Plant species with rich secondary metabolites such as Jatropha curcas L. is difficult to propagate through tissue culture. Once established, tissue culture propagation supports uniform propagules supply. The objectives of the research were to obtain in vitro culture media for shoot induction through organogenesis and embryogenesis pathway. Three experiments were conducted. Plant materials used in the first experiment were cotyledon and hypocotyl from seed cultured in vitro, while in the second experiment were stem segments excised from young shoots of two month cuttings and leaves from cuttings grown in the greenhouse. In the third experiment embryo axis and cotyledon were used to obtain somatic embryo. The results of the first experiment showed that shoot induction can be obtained from both cotyledons and hypocotyls.However hypocotyls gave more shoots and leaves than cotyledons when cultured in MS + IAA 0.1 mg/l + BAP 3.0 mg/l. In second experiment, based on number of shoots and time of shoots initiation, MS+BAP 4.0 mg/l gave the highest number of shoots and earlier time of shoot initiation. However the highest number of leaves was given by MS+ NAA 0.5 mg/l + BAP 4.0 mg/l. In the third experiment, somatic embryos were obtained only from MS medium supplemented with picloram 1.0 mg/l for both embryo axis and cotyledon explants.

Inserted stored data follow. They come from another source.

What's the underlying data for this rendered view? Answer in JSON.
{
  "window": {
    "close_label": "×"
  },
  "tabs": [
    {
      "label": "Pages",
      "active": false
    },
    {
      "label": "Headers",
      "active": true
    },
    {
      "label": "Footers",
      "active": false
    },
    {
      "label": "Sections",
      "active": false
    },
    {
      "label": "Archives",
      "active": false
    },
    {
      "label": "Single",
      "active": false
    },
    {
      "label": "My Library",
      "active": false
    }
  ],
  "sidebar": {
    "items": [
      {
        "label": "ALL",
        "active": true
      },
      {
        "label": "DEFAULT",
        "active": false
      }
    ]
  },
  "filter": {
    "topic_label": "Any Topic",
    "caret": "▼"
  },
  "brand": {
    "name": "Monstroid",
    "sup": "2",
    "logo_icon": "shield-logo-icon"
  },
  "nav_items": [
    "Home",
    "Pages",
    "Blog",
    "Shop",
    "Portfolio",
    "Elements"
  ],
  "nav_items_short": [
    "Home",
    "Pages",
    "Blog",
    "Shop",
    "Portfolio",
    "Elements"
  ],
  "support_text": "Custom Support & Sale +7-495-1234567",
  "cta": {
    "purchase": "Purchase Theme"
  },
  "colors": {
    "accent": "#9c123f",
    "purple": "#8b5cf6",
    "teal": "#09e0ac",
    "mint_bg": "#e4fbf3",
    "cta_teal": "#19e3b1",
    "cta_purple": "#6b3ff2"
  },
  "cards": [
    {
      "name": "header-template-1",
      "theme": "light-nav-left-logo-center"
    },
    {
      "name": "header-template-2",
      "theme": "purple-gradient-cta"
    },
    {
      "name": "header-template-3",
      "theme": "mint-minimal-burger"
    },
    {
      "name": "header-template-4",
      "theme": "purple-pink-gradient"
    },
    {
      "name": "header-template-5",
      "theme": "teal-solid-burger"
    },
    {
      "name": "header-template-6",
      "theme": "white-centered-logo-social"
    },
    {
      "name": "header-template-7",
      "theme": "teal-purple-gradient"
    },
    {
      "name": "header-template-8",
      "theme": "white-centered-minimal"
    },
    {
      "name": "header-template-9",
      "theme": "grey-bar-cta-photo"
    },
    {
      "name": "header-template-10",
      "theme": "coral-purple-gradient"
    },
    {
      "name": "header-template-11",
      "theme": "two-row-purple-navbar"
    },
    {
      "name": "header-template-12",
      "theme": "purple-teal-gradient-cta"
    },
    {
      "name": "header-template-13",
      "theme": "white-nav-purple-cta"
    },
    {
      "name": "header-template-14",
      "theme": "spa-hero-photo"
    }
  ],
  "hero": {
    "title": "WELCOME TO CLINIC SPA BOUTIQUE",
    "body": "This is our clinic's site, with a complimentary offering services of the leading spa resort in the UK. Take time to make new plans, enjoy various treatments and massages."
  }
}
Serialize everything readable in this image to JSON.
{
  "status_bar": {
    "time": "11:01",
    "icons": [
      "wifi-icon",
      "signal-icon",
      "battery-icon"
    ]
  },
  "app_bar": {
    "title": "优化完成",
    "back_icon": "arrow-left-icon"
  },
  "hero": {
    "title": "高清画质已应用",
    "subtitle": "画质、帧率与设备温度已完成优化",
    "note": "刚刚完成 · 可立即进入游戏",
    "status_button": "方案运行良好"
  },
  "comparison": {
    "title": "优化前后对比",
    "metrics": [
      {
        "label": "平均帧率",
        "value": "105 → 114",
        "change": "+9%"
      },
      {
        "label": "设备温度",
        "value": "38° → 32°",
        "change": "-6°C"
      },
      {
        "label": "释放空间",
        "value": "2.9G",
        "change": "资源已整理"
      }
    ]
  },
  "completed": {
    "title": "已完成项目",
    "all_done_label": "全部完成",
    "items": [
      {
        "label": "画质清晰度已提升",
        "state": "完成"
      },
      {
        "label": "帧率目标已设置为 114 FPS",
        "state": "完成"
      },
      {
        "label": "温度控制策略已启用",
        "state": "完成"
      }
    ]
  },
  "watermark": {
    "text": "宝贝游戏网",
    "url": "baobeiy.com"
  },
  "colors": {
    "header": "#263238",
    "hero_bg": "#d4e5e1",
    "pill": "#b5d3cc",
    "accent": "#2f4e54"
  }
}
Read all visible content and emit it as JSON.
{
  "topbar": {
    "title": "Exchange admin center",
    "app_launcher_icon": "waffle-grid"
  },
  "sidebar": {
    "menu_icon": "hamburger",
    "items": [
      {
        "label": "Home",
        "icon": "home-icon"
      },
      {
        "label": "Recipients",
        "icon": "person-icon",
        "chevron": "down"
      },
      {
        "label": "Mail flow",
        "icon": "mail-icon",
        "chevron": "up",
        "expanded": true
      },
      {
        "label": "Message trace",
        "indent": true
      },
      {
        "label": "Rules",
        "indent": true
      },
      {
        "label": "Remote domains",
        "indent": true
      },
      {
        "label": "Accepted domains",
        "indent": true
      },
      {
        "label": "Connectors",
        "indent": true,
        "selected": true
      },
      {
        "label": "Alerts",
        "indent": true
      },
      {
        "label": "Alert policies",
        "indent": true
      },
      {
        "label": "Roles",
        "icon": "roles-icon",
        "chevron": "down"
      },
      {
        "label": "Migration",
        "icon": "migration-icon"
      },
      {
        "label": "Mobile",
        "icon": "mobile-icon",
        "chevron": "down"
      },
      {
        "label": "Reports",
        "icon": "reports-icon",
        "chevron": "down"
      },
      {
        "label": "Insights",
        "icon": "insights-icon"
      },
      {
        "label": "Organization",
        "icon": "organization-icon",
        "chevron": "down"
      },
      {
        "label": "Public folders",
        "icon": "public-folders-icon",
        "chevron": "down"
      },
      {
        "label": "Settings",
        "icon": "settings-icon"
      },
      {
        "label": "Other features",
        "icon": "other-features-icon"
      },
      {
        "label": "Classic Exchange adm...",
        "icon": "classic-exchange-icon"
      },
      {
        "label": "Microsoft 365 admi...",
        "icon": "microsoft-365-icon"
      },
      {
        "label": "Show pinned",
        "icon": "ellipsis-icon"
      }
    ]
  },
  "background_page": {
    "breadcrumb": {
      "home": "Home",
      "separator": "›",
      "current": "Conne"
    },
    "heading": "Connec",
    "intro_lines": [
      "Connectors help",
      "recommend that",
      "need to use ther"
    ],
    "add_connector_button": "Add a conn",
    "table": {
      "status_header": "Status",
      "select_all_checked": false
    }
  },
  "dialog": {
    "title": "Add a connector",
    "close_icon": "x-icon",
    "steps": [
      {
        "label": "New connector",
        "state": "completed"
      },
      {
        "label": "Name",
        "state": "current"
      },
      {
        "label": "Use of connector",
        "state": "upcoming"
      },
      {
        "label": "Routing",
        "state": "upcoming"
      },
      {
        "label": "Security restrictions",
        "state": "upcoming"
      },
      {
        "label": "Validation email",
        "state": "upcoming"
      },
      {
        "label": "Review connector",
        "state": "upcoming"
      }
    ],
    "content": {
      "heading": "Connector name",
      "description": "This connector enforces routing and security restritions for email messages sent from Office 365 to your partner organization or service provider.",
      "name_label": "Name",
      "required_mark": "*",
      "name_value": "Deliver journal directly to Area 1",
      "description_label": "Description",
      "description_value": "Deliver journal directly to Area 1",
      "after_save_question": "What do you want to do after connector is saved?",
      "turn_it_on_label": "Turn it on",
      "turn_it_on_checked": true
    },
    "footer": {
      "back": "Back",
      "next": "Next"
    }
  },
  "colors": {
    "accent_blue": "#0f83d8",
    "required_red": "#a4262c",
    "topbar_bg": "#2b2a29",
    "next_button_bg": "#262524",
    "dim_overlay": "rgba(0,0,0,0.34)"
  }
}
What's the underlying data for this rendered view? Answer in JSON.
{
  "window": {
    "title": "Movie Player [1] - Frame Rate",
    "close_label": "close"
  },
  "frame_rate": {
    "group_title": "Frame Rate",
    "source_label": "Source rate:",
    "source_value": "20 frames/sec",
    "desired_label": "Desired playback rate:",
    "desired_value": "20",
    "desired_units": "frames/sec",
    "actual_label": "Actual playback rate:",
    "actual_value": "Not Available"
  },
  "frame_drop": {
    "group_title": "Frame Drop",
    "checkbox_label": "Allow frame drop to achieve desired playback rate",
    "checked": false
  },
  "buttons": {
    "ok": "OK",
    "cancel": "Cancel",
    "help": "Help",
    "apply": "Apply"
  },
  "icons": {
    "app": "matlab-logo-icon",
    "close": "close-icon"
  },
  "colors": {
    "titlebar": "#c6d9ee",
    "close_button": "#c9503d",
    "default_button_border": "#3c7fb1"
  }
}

Penelitian ini bertujuan untuk memperoleh konsentrasi zat pengatur tumbuh dan jenis eksplan yang tepat, yang berpotensi untuk menginduksi organogenesis dan embriogenesis jarak pagar in vitro. Kegiatan penelitian secara keseluruhan terdiri atas tiga percobaan yaitu : (1) organogenesis in vitro pada kotiledon dan hipokotil tanaman jarak pagar; (2) Induksi organogenesis dari stek batang dan daun tanaman jarak pagar, dan (3) Studi perbanyakan masal jarak pagar secara in vitro melalui lintasan embriogenesis somatik.